HRS: Who falls into the ICD gap and why do disparities still exist?
“ICD therapy has been shown in randomized controlled trials [RCTs] to improve the survival of patients with chronic systolic heart failure [HF],” Al-Khatib said. “Strong evidence has led the ACC/AHA [American College of Cardiology and American Heart Association] task force to designate ICD therapy as a Class I indication for heart failure.”
However, despite abundant evidence from multiple RCT ICD trials, ICDs continue to be underutilized in practice, Al-Khatib offered.
Al-Khatib referenced the ADVANCENT database, which found that 41 percent of all eligible white patients and 30 percent of all eligible black patients had an ICD [Am J Cardiol 2007; 100:924-929]. These results alone pinpoint the disparities within the field of ICD implantation.
Additionally, when Curtis et al looked at sex differences of ICD implants in 2007, they found that men were three times more likely than women to receive an ICD for primary prevention when indicated.
Al-Khatib and colleagues wanted to dig deeper into this issue by analyzing AHA’s Get with the Guidelines-Heart Failure database to better understand whether there were sex or racial differences in ICD implantations.
Of 13,034 patients analyzed, 35 percent had an ICD in place or a planned ICD. When the researchers looked at patient subsets they found that black men were 27 percent less likely to receive ICDs and black women were 44 percent less likely to receive the life-saving therapy.
“We then looked carefully for the potential reasons for these disparities,” she said.
Al-Khatib et al also surveyed ACC members who are practicing cardiologists in the U.S. to better understand the reasons for these disparities. The cardiologists were presented with different case scenarios of patients implanted with ICDs in terms of gender, race, and age to see whether these factors had an impact in ICD implantation.
“Based on these responses these physicians did not seem to be less likely to offer a primary ICD to older patients but we did find differences between races,” she said.
Al-Khatib offered the following reasons for the underuse:
- Concerns over safety of the ICD fueled by several device and lead recalls in the past decade;
- Concerns about the safety of the procedure;
- Skepticism about the durability of the beneficial effect of ICD therapy beyond the limited follow-up period of clinical trials;
- Skepticism about the applicability of RCT results to patients seen in practice and to racial minorities;
- Dissatisfaction with the high rate of inappropriate ICD shocks and the potential negative effect that shocks may have on survival and quality of life;
- Difficulty identifying patients, mostly driven by the absence of an EMR in many clinical practices;
- The perceived need for better tools to risk stratify patients for sudden cardiac death (SCD); and
- Cost and cost-effectiveness.
She added that people should use caution when attempting to dissect results of clinical trials that look at subgroup analyses and meta-analyses to conclude that ICD therapy is not beneficial in these subgroups, particularly those who may not be well represented in clinical trials.
Additionally, Al-Khatib said that perhaps what is needed is to better educate the patient about the risks of SCD and the role of the ICD. At Duke, researchers are experimenting with an initiative that includes a video intervention designed to increase patient knowledge and decrease “decision conflict.” Al-Khatib said that the hope is that the video project will help lead more patients to choose ICD therapy and help reduce the disparities within ICD usage.
While the rate of primary prevention ICD utilization increased between 2005 and 2009, including for black women, white women, black men and white men, Al-Khatib said that these rates still need improvement.
“In these data we saw that each subpopulation of patients improved in terms of ICD implantation; however, we still observed disparities,” Al-Khatib said.
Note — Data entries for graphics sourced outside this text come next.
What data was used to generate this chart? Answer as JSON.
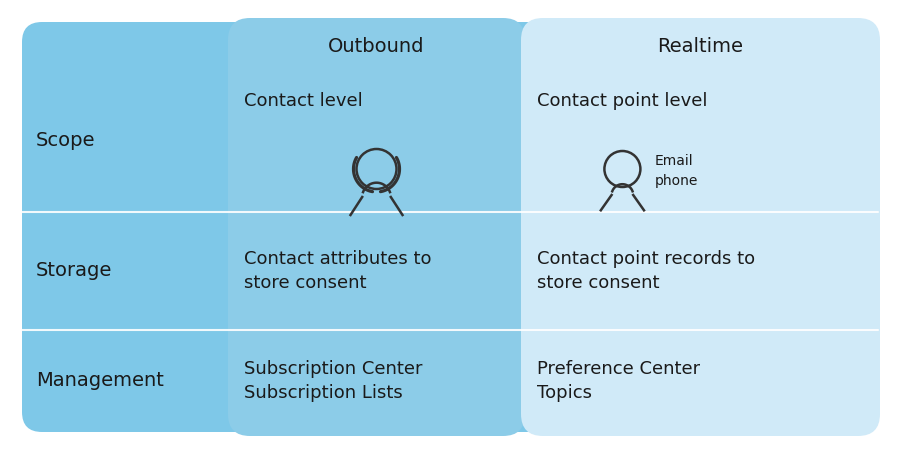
{
  "bg_color": "#ffffff",
  "main_bg": "#7ec8e8",
  "outbound_col_bg": "#7ec8e8",
  "realtime_col_bg": "#d6eef8",
  "header_outbound_bg": "#d6eef8",
  "header_realtime_bg": "#d6eef8",
  "separator_color": "#a8d8ea",
  "text_color": "#1a1a1a",
  "icon_color": "#333333",
  "row_labels": [
    "Scope",
    "Storage",
    "Management"
  ],
  "col_headers": [
    "Outbound",
    "Realtime"
  ],
  "outbound_scope_text": "Contact level",
  "outbound_storage_text": "Contact attributes to\nstore consent",
  "outbound_mgmt_text": "Subscription Center\nSubscription Lists",
  "realtime_scope_text": "Contact point level",
  "realtime_storage_text": "Contact point records to\nstore consent",
  "realtime_mgmt_text": "Preference Center\nTopics",
  "email_phone_label": "Email\nphone",
  "header_fontsize": 14,
  "cell_fontsize": 13,
  "label_fontsize": 14
}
The key question that remains is: why do these disparities still exist?
She noted a significant improvement in the primary prevention of ICDs in black men that is approaching the utilization rates of white men. But she said that while these gaps are closing, some subsets such as women still lag behind.
The solution may lie in education, Al-Khatib said. Future improvements will come from improved patient and physician education. Additionally, she said future research will significantly help to close these racial and gender gaps and improve patterns of ICD use.
“ICD therapy saves lives, but it is clearly underutilized in many potentially eligible patients,” Al-Khatib said. “Although utilization and racial disparities have improved, we should strive to continue to improve.”
In terms of the future of ICD research, Al-Khatib quoted Sir Winston Churchill: “Now this is not the end. It is not even the beginning of the end. But it is, perhaps, the end of the beginning.”